Five things you can do to improve your listening skills:

  • Limit distractions– Quiet the voice in your head and be present in the conversation
  • Listen first– Genuinely seek to understand, not to be understood.
  • Listen for meaning not solutions– Seek first to understand the other person’s perspective, then determine if they need a coach, mentor, advisor, or just a listening ear
  • Paraphrase– Restate what you think was said and confirm with the person speaking what you heard
  • Don’t assume– Find out what matters most to the individual, not what you think is important to them. Use open-ended questions instead of leading questions to discover what is significant.

Challenge– Identify opportunities to listen when you would typically speak, try to increase the number of times you simply listen throughout the week.

Coaching Corner: International Coach Federation Core Competency #5- Active Listening

  • Active Listening– listening to what is said and not said, listening without agenda, and distinguishing between tone and body language.

-Jessie Johnson

 

Sources:

Covey, S.M.R. and Merrill, R.R. (2006). The speed of trust: The one thing that changes everything. New York, NY: Free Press.

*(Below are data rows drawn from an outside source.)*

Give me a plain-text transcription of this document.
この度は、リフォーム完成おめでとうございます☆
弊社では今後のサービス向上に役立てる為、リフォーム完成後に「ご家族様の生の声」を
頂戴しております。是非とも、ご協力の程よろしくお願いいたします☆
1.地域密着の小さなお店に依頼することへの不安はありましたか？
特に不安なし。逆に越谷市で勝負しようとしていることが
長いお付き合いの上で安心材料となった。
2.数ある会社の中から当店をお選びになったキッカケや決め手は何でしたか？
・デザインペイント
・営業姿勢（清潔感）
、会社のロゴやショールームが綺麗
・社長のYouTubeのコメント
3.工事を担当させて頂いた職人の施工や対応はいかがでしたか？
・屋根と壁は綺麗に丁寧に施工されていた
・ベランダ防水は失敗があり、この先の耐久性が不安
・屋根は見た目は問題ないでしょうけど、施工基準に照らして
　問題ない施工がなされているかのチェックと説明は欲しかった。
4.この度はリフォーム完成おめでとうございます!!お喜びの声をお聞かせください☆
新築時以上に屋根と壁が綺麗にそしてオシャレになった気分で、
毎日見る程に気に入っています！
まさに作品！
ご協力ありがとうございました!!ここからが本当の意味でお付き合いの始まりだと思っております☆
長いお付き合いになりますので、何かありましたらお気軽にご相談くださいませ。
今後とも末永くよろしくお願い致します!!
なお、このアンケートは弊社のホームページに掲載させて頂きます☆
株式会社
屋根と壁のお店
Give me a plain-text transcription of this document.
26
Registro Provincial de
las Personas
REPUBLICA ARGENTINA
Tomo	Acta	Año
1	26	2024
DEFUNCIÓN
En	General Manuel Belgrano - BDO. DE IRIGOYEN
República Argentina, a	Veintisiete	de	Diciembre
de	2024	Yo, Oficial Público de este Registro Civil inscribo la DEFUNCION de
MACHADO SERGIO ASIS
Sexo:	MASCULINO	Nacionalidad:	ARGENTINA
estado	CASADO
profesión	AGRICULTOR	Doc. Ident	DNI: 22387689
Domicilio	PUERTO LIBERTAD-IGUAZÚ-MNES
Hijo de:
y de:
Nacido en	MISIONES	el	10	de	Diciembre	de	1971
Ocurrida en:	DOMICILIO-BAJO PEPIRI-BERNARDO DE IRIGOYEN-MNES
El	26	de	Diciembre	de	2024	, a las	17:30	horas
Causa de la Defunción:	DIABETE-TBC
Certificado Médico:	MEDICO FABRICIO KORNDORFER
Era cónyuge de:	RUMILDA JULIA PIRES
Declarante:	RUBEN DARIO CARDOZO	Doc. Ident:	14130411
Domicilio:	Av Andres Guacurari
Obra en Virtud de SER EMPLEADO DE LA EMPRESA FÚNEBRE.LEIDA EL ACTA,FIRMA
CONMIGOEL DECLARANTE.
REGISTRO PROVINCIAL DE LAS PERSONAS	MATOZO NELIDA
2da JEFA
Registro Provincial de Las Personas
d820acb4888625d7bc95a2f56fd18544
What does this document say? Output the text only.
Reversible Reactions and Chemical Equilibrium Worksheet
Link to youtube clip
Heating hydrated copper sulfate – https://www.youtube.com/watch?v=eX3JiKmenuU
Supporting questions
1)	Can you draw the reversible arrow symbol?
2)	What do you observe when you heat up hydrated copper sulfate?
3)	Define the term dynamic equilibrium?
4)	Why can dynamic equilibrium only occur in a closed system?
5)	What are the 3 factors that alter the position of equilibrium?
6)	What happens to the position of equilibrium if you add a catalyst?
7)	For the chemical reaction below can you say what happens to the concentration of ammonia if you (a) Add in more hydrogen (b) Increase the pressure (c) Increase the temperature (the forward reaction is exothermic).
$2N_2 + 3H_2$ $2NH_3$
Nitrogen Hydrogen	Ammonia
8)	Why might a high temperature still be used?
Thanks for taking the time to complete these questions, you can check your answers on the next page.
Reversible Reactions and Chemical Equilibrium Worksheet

Greenleaf, R.K. (2008). The servant as leader. Westfield, IN: The Greenleaf Center for Servant Leadership.

International Coach Federation. (N.D.). Core Competencies. Retrieved from http://coachfederation.org/credential/landing.cfm?ItemNumber=2206

Nichols, M. P. (2009). The lost art of listening: How learning to listen can improve relationships (2nd ed.). New York, NY: Guilford Press.

Northouse, P. G. (2013). Leadership: Theory and practice (6th ed.). Thousand Oaks, CA: Sage publications.